Fine Sixteenth-Century World Map
Interesting and striking early world map, which first appeared in Rosaccio's 1598 edition of Ptolemy's Geographia.
The map is based loosely on Rumold Mercator's map of 1587, but with parallel latitude lines, which stretch the landmasses north to south.
The projection of North America is similar to the Zaltieri/Lafreri maps of North America, with a dynamic projection of the Northwest Coast. One of the place names there is Anian, which derives from Ania, a Chinese province on a large gulf mentioned in Marco Polo’s travels (ch. 5, book 3). The gulf Polo described was actually the Gulf of Tonkin, but the province’s description was transposed from Vietnam to the northwest coast of North America. The first map to do was Giacomo Gastaldi’s world map of 1562, followed by Zaltieri and Mercator in 1567. The Strait then became shorthand for a passage to China, i.e. a Northwest Passage. It appeared on maps until the mid-eighteenth century.
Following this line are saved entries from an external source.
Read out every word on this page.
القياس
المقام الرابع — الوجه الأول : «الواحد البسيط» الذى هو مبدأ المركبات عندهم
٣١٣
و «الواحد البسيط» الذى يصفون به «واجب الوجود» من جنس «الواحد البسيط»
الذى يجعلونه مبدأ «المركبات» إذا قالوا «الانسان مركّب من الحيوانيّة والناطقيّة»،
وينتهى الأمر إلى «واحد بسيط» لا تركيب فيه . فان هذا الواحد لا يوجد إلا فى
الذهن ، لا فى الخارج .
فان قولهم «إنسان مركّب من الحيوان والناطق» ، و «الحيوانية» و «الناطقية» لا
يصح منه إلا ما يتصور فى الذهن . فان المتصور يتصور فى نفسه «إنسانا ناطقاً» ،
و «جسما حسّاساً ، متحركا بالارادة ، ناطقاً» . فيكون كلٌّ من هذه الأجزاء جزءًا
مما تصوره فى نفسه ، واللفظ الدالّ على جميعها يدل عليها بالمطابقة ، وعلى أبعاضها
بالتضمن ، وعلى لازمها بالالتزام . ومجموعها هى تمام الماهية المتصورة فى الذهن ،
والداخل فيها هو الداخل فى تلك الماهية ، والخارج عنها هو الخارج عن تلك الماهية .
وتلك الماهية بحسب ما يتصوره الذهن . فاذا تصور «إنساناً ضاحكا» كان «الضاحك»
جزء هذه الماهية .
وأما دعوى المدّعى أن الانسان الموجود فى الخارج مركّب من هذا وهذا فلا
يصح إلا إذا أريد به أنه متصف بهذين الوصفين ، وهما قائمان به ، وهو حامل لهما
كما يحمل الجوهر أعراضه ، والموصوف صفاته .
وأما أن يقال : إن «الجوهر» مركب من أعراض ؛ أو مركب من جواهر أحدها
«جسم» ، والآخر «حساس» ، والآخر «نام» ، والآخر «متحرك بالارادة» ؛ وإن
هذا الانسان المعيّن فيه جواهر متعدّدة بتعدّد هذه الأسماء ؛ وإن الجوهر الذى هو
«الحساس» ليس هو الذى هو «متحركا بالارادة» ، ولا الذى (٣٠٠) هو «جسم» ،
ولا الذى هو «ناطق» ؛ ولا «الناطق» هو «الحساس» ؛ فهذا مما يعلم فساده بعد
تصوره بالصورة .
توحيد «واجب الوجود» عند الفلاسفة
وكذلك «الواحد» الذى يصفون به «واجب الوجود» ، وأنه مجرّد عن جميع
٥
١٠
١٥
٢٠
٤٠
Also mentioned in western North America is Quivira, which refers to the Seven Cities of Gold sought by the Spanish explorer Francisco Vasquez de Coronado in 1541. In 1539, Coronado wandered over what today is Arizona and New Mexico, eventually heading to what is now Kansas to find the supposedly rich city of Quivira. Although he never found the cities or the gold, the name stuck on maps of southwest North America, wandering from east to west. Here it is used to describe the entire southwest of the North America.
There is a curious shape to Florida, whose extent and shape was still largely unknown to Europeans at this time, and New France is labeled. The French had started their North American colonies in 1534, when Jacques Chartier explored the Saint Lawrence River and claimed the land for France. The coastal areas were rich in fish, and inland merchants discovered the lucrative trade that could be derived from furs.
In the Pacific, the Straits of Magellan separate South America from a massive Tierra del Fuego, which is attached to Terra Australis. This map was made a quarter century before the Dutch expedition led by Schouten and Le Maire bypassed the Straits and made their way into the Pacific via Cape Horn. Instead, there is a massive southern continent shown here, a reflection of the assumption of European geographers that there must be a large southern continent to balance out the northern landmasses.
New Guinea lacks definition, while there are two Java Minors labeled south of southeast Asia. This is a result of a misunderstanding introduced by a reprinting of Marco Polo’s travels. Additionally, Japan is shown as a round island with some attendant islets. These details show how much interest Europeans had about the edges of the Pacific, but also how little they knew of its geography.